Cuando Oblonski preguntó a Levin por el verdadero objeto de su viaje, éste se había ruborizado, reacción que a su vez le causó una profunda irritación, porque no podía contestarle: «He venido para pedir la mano de tu cuñada», aunque lo cierto es que su presencia en Moscú no obedecía a otro motivo.

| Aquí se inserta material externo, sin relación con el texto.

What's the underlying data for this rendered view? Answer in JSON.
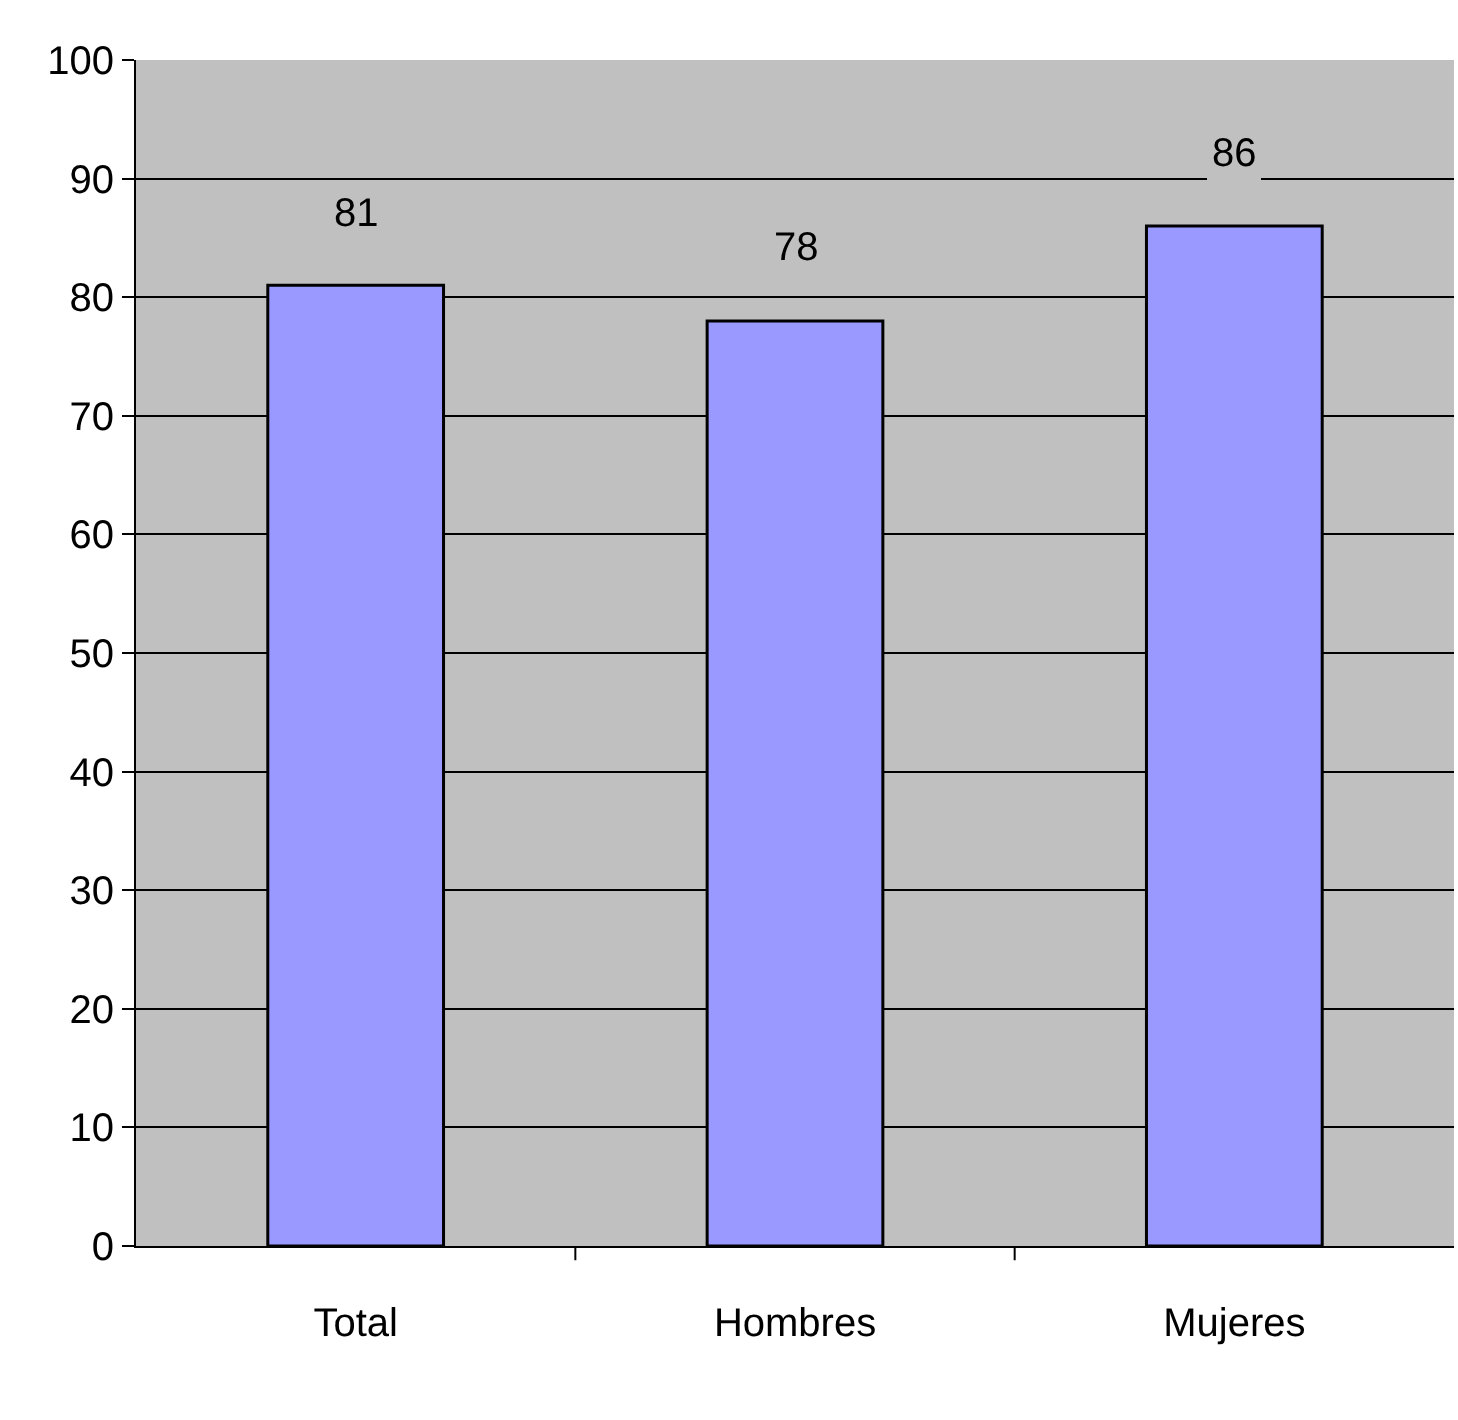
{
  "chart_data": {
    "type": "bar",
    "categories": [
      "Total",
      "Hombres",
      "Mujeres"
    ],
    "values": [
      81,
      78,
      86
    ],
    "color": "#9999ff",
    "ylim": [
      0,
      100
    ],
    "yticks": [
      0,
      10,
      20,
      30,
      40,
      50,
      60,
      70,
      80,
      90,
      100
    ],
    "grid": "y",
    "data_labels": true
  }
}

Las familias Levin y Scherbatski pertenecían a la antigua nobleza moscovita y siempre habían mantenido relaciones estrechas y amistosas, que se habían fortalecido aún más cuando Levin y el joven príncipe Scherbatski, hermano de Dolly y Kitty, prepararon juntos el examen de ingreso en la universidad y más tarde empezaron a frecuentar los cursos. En aquella época Levin visitaba con asiduidad a los Scherbatski, a quienes profesaba un gran cariño. Por extraño que pueda parecer, Konstantín Levin estaba enamorado de la casa y de la familia, sobre todo del elemento femenino. No conservaba ningún recuerdo de su madre, y la única hermana que tenía era mayor que él, así que en casa de los Scherbatski tuvo ocasión de contemplar por primera vez el entorno de una familia educada, honrada y de rancio abolengo, del que se había visto privado por la muerte de su madre y de su padre. Todos los miembros de esa familia, sobre todo las mujeres, se le presentaban aureolados de un halo poético y misterioso, y no sólo no descubría en ellos ningún defecto, sino que bajo ese halo poético que los rodeaba intuía los sentimientos más elevados y las más inefables perfecciones. ¿Por qué esas tres señoritas debían hablar un día en francés y otro en inglés? ¿Por qué a horas determinadas tocaban por turno el piano, cuyo sonido se oía siempre arriba, en la habitación del hermano, donde trabajaban los estudiantes? ¿Por qué acudían esos profesores de literatura francesa, de música, de dibujo y de baile? ¿Por qué a ciertas horas del día las tres muchachas, acompañadas de mademoiselle Linon, se dirigían en coche al bulevar Tverskói, envueltas en sus abrigos de raso —largo el de Dolly, de tres cuartos el de Natalia y tan corto el de Kitty que todo el mundo podía verle las piernas bien torneadas, envueltas en medias de color rojo muy ajustadas? ¿Por qué se paseaban por el bulevar Tverskói, acompañadas de un criado con una escarapela dorada en el sombrero? Todas esas cosas, y muchas otras que sucedían en ese mundo misterioso, le resultaban incomprensibles, pero sabía que todo aquello era maravilloso, y era precisamente de ese aire de misterio de lo que estaba enamorado.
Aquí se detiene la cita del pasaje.